A presidência da CBF (Confederação Brasileira de Futebol) continua com Ednaldo Rodrigues, que foi reeleito nesta segunda-feira (24) por aclamação e ficará no comando da entidade até 2030. O resultado era previsto desde o ano passado, após Ednaldo ter ganho ações na Justiça que garantiram sua permanência no cargo. O mandatário não teve adversários e disputou como candidato único, contando com o apoio maciço de clubes (20 da Série A e 20 da Série B) e das 27 Federações Estaduais.
E a longevidade de Ednaldo no cargo pode ser maior ainda: a última mudança no Estatuto da CBF permitirá que Ednaldo concorra a uma nova reeleição ao final de seu próximo mandato.
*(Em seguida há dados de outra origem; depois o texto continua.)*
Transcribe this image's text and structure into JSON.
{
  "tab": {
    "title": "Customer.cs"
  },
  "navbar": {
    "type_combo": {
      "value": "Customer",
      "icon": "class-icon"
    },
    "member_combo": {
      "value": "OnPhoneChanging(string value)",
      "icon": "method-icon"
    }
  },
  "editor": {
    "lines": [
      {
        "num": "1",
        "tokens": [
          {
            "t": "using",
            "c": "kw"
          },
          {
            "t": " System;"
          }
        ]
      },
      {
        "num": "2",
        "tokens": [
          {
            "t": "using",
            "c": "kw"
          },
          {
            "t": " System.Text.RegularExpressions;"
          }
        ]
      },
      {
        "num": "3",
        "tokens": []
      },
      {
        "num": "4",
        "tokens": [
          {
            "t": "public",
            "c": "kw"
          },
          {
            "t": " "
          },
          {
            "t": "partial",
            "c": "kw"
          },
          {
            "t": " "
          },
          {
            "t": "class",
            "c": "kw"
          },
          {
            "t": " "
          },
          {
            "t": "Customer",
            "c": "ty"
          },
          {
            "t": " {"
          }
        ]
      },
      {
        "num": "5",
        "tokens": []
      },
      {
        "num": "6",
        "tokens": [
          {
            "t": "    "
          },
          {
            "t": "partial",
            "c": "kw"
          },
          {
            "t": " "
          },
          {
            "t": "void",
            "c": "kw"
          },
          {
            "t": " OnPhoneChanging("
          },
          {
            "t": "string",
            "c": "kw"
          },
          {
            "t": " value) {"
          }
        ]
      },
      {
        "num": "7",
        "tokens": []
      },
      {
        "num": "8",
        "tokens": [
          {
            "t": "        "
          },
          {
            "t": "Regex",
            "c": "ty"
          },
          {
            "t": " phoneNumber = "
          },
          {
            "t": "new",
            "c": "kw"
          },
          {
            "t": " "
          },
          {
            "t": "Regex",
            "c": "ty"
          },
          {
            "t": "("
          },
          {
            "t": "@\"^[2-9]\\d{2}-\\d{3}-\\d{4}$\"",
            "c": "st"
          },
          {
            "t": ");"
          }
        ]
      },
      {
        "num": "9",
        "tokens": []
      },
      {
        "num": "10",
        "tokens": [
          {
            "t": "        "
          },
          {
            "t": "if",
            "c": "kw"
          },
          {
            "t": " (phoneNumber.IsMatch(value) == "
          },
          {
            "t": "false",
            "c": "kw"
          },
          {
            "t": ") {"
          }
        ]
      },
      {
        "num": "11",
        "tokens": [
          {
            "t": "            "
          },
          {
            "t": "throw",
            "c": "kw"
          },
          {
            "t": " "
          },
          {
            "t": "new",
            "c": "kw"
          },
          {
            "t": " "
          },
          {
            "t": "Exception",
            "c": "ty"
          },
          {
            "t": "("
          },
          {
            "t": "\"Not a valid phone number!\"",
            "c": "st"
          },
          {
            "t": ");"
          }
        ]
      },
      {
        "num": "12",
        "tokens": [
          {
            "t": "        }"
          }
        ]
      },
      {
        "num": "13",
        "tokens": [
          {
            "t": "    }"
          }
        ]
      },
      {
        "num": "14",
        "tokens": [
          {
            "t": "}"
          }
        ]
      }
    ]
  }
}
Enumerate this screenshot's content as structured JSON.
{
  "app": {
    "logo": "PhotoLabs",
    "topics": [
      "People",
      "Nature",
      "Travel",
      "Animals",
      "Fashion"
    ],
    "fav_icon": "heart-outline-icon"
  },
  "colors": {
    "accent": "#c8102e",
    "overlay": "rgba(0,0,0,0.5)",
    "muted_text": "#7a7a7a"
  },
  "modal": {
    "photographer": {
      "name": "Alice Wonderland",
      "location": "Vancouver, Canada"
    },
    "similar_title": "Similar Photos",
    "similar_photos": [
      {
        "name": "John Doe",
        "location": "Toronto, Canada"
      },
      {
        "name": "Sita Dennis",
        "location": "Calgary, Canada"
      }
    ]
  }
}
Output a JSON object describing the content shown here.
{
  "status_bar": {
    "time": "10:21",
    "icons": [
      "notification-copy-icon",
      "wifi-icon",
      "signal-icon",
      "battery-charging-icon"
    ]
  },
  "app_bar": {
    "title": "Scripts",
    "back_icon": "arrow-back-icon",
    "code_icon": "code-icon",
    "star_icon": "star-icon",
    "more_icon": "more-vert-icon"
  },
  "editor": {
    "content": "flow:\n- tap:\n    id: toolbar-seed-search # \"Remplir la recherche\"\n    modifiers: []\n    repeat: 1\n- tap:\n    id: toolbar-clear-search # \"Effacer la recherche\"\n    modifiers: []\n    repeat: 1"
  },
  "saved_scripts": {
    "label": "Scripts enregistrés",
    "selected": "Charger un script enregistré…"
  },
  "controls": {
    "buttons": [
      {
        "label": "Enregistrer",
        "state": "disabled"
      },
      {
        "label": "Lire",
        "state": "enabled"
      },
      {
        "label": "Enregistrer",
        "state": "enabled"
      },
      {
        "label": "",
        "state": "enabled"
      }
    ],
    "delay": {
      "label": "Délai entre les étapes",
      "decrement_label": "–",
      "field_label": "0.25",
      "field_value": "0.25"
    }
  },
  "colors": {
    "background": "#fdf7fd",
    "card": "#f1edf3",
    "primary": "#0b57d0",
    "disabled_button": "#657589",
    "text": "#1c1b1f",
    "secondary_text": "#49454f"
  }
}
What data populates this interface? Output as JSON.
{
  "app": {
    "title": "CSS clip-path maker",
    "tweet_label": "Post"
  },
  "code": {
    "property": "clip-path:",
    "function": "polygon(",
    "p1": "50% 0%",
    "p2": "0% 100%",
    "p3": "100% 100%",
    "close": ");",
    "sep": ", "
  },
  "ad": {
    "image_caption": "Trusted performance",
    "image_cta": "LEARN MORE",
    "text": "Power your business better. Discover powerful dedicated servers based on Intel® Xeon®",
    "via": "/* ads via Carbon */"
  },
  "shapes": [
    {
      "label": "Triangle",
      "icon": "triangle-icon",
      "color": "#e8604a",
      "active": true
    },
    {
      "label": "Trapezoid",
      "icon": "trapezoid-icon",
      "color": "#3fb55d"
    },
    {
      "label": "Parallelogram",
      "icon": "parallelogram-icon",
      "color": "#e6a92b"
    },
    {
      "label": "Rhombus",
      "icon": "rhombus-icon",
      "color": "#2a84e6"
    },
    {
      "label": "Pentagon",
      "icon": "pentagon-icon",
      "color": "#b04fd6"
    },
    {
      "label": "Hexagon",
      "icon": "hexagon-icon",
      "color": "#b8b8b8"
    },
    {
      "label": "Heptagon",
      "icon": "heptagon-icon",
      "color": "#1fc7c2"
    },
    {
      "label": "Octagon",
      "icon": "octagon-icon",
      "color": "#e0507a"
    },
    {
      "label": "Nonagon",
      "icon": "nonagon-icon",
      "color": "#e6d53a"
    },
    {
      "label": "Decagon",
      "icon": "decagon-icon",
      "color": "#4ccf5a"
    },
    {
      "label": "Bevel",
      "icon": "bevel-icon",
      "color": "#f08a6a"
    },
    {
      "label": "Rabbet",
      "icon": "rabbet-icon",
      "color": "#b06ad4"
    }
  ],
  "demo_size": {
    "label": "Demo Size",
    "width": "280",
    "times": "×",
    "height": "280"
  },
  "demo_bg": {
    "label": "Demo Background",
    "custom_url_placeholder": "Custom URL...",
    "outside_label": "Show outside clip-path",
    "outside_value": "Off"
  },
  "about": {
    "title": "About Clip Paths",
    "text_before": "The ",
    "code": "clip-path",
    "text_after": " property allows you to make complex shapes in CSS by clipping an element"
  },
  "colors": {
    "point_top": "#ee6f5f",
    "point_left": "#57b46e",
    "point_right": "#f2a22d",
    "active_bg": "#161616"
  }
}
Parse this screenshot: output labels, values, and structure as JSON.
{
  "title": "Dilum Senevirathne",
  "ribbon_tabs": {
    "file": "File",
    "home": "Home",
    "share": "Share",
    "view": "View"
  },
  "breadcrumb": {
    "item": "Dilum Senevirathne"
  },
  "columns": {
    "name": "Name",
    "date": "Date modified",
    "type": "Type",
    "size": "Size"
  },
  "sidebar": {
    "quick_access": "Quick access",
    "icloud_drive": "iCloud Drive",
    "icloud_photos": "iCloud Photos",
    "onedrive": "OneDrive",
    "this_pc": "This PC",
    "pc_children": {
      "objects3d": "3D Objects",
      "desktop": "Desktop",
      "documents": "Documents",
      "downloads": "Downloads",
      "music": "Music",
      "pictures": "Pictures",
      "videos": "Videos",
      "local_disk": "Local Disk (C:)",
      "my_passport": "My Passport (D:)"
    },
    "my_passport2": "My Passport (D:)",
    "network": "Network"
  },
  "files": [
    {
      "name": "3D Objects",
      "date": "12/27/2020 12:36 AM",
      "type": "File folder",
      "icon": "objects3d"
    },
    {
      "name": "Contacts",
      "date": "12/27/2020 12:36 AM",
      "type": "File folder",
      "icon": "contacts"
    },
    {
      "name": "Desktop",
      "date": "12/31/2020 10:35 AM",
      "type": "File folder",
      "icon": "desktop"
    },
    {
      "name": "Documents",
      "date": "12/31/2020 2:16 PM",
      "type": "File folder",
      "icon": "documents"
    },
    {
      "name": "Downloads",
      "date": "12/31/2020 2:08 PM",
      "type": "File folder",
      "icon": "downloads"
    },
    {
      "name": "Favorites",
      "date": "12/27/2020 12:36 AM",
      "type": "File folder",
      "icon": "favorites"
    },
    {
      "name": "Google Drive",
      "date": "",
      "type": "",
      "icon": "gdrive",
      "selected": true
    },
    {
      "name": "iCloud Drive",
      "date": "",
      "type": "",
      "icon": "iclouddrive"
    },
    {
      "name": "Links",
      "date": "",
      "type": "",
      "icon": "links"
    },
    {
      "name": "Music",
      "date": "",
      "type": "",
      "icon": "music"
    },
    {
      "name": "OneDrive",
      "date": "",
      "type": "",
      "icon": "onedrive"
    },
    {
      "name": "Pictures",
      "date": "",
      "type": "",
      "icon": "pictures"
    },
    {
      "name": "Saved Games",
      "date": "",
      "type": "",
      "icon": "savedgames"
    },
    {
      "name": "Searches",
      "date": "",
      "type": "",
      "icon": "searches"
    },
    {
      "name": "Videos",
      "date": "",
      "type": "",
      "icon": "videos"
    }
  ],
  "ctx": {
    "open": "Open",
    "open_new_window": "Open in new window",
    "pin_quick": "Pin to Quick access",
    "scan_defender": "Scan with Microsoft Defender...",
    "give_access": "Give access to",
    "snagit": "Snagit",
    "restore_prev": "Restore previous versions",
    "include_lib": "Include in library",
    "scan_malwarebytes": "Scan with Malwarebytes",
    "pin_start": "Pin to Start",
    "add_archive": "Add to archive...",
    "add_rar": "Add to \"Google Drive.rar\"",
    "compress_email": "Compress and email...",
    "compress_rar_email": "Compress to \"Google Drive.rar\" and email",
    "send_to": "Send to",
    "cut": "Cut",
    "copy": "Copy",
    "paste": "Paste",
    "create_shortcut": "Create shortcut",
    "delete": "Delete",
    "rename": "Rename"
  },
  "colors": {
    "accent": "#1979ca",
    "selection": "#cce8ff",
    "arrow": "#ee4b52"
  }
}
Caso vença, ele continuará até março de 2034. Rodrigues está no poder desde que assumiu “mandato-tampão” na Confederação com o afastamento do ex-presidente Rogério Caboclo, em 2021.
Posteriormente, ganhou sua primeira eleição em março de 2022, com mandato até março de 2026, e agora foi reeleito para seguir até 2030. Neste ano, Ronaldo Fenômeno ensaiou uma candidatura, mas acabou por desistir após não conseguir sequer ser recebido pelos clubes e federações, todos incondicionalmente fechados com a candidatura de Ednaldo.
O atual presidente, que assumiu após o afastamento de Rogério Caboclo, tem ligações fortes com o grupo de Marco Polo Del Nero, que presidiu a entidade e também deixou o cargo sob denúncias de irregularidades.
Veja os vices da gestão de Ednaldo Rodrigues:
- Reinaldo Carneiro Bastos (SP)
- Ednaílson Rosenha (AM)
- Roberto Góes (AP)
- Ricardo Lima (BA)
- Gustavo Oliveira (ES)
- Leomar Quintanilha (TO)
- Rubens Angelotti (SC)
- Gustavo Henrique (articulação da CBF em Brasília)
Cabe ressaltar que Leomar Quintanilha é o vice mais velho. Portanto, é ele que assume a presidência em caso de vacância. Também é importante salientar que nomes que outrora formaram forte oposição a Ednaldo, como Reinaldo Carneiro Bastos, agora fazem parte da situação.